Chronic Lymphocytic Leukemia Endpoints and Clinical Research Scientific Workshop

Impact on Research

Chronic Lymphocytic Leukemia Endpoints and Clinical Research Scientific Workshop

In the early 2000s, the research community witnessed a proliferation of experimental therapies for the treatment of chronic lymphocytic leukemia (CLL). With several exciting new agents in development for CLL, the nation’s leading experts felt a forum was needed to discuss their use and impact in the clinical setting.

At that time, clinical experience with new classes of pathway inhibiting drugs in the treatment of CLL, for example, shown regression in lymph nodes and disease-related symptoms but was accompanied by a transient increase in peripheral blood lymphocyte count. Despite apparent clinical benefit, this type of reaction to the drug did not fulfill the published CLL response criteria to qualify for a complete or partial response. Thus, researchers were concerned that FDA drug approval could be jeopardized, limiting the availability for a beneficial treatment to reach and help patients. The experts turned to the Lymphoma Research Foundation (LRF) to convene a scientific workshop that would provide a forum during which experts in the field could build consensus on the question, “What is a clinically meaningful response?” in this type of investigational setting. Looking at unconventional responses to unconventional drugs, the workshop and LRF’s scientific advisors sought to address these issues and formulate an answer.

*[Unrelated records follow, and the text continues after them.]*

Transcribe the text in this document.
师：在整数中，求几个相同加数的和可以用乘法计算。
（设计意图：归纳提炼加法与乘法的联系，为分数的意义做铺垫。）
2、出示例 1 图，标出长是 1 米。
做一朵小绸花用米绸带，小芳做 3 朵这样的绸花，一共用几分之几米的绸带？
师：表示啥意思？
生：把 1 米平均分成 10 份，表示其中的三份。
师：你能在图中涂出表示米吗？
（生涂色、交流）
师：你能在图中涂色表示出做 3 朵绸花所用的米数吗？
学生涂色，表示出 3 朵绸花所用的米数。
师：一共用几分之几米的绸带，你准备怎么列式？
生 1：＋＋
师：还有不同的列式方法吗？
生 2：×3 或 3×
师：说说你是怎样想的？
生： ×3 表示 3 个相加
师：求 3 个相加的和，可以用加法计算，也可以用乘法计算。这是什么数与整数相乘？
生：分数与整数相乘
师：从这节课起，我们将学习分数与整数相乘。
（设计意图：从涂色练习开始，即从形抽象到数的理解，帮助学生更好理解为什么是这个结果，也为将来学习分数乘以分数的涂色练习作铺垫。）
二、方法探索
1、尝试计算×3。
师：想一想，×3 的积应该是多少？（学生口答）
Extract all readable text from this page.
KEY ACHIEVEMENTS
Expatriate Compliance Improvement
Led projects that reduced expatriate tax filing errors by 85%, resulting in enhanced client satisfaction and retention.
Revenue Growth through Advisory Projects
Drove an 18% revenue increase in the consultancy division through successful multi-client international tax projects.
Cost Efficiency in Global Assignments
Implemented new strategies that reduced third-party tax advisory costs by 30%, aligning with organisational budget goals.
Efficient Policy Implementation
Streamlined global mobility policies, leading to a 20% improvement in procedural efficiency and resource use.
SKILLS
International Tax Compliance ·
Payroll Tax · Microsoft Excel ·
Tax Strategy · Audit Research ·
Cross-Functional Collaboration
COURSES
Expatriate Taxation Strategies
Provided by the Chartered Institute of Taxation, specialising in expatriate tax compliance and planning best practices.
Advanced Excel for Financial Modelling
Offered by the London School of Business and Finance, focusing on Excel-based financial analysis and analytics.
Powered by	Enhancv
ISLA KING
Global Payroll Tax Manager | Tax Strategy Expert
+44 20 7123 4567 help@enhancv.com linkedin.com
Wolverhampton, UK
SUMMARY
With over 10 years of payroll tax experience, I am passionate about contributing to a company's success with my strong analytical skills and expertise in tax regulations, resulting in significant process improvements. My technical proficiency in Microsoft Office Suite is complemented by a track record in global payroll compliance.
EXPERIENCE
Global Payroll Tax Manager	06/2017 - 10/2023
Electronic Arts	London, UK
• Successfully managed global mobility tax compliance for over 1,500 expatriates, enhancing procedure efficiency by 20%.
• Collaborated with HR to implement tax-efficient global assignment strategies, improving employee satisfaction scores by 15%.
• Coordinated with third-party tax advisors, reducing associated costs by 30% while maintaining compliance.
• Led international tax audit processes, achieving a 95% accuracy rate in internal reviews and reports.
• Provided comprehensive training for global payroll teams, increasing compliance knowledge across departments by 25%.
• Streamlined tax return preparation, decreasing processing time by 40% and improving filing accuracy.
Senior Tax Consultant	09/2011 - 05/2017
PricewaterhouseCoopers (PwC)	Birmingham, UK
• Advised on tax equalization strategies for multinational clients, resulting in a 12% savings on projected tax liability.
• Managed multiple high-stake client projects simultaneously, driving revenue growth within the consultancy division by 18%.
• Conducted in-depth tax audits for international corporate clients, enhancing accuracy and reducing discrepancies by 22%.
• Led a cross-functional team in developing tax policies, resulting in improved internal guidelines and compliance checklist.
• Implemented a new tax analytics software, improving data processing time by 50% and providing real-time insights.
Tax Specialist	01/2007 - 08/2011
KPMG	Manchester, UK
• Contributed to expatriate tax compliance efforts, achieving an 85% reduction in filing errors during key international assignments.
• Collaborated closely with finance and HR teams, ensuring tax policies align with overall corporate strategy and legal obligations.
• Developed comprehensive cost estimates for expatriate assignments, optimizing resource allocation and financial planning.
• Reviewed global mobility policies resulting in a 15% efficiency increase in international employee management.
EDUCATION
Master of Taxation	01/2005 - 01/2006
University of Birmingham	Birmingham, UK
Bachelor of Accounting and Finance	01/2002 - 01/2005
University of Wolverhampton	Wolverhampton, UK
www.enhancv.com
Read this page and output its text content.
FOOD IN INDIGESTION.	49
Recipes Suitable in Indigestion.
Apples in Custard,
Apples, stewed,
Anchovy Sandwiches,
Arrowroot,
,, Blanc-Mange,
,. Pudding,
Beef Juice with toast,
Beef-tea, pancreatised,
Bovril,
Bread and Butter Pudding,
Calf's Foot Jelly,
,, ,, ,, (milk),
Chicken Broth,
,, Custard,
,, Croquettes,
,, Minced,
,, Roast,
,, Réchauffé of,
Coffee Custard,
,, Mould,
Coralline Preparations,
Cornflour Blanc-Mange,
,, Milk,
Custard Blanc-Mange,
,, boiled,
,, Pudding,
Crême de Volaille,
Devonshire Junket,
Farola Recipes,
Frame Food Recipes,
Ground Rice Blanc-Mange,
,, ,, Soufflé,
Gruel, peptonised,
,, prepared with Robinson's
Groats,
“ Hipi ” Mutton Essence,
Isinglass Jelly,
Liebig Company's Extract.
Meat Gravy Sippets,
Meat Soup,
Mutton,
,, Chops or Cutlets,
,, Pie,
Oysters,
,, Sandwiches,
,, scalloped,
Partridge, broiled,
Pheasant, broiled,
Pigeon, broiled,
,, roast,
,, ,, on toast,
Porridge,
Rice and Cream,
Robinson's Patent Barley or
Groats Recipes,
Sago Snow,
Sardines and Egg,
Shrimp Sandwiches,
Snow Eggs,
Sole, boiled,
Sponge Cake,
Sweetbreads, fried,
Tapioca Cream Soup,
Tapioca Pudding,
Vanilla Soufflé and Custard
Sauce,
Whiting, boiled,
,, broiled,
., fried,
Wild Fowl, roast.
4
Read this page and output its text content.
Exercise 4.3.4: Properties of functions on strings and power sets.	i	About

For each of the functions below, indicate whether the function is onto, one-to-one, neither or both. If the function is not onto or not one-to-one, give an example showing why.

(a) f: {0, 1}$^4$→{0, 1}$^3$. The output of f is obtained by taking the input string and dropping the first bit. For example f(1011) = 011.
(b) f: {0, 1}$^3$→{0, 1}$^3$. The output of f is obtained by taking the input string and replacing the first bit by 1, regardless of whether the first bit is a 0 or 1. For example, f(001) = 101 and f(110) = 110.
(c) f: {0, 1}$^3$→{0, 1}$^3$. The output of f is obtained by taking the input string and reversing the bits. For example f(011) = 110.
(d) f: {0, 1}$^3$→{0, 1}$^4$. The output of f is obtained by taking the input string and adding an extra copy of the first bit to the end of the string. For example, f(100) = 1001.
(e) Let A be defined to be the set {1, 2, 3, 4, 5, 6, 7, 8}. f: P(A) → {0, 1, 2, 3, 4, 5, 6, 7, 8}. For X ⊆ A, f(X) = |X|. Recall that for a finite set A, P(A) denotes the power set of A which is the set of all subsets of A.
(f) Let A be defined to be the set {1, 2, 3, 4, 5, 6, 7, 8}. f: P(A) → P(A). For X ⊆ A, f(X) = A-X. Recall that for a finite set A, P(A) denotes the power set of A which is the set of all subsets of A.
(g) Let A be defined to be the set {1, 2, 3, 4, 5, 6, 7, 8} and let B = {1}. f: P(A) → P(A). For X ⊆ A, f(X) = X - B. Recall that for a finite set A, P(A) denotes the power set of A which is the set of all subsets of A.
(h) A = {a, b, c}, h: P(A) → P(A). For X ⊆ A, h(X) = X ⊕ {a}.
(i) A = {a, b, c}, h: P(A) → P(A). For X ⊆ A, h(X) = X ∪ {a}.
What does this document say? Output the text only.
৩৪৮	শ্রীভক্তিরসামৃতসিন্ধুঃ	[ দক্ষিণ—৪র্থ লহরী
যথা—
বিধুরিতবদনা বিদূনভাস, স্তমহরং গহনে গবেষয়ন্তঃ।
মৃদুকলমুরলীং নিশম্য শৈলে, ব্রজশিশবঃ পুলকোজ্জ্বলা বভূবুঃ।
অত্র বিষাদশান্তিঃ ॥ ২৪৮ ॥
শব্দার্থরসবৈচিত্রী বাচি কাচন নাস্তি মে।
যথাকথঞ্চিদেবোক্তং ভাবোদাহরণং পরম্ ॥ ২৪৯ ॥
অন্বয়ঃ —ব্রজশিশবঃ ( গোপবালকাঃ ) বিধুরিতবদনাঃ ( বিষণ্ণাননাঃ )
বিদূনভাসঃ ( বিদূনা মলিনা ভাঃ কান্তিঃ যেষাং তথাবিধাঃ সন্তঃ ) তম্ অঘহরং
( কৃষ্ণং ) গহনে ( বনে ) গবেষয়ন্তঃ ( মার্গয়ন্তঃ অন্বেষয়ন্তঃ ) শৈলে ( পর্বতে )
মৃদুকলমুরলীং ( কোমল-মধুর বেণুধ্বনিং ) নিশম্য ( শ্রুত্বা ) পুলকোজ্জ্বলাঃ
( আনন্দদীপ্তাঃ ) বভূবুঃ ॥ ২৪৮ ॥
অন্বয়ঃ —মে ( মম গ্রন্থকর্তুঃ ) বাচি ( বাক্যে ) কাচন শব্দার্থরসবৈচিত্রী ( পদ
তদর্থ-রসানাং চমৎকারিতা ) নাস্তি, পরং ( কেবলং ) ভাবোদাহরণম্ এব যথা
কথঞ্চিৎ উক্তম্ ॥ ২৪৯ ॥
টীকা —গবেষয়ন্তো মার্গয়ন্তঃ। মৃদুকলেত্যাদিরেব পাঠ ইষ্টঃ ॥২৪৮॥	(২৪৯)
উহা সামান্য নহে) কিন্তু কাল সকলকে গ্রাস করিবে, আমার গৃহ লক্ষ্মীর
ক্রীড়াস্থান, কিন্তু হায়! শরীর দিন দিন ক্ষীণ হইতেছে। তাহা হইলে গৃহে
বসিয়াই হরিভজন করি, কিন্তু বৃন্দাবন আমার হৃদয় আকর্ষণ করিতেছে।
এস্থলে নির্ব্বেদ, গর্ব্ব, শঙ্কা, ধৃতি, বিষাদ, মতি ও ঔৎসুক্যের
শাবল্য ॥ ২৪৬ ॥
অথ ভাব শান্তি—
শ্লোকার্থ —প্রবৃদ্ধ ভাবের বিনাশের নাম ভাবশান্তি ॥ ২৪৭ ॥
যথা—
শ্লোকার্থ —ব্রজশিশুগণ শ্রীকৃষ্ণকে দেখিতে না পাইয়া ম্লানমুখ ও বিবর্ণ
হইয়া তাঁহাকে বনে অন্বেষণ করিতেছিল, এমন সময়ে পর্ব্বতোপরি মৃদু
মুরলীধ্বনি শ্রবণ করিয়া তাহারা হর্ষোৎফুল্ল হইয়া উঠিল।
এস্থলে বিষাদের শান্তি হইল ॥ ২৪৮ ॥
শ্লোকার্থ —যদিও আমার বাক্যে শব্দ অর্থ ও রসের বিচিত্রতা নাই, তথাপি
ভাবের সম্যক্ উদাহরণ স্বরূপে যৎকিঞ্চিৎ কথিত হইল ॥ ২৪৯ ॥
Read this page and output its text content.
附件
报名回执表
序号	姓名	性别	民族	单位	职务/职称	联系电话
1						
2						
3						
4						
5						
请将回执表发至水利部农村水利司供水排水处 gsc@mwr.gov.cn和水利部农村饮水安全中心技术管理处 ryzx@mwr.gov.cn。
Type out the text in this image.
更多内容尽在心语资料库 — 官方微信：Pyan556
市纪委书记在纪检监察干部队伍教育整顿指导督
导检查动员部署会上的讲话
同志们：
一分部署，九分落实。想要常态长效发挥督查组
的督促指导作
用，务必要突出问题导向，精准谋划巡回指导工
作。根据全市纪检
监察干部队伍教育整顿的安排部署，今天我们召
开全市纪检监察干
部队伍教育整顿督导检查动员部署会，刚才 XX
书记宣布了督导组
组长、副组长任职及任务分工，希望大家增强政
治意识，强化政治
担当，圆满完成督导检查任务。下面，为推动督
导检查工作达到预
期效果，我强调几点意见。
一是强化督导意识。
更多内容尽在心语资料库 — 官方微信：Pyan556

Ultimately, the workshop addressed concerns and allowed for thoughtful debate surrounding the criteria developed by the National Cancer Institute in 1988 and 1996 and subsequently built upon by the International Workshop on CLL of 2008. Reporting in an article in the Journal of Clinical Oncology, Bruce Cheson, MD, FACP, FAAAS, FASCO, the then-Chair of the LRF Scientific Advisory Board, and his co-authors make clear the reasons for this discrepant possibility and urged the FDA and investigators to take extra care in judging new therapeutics.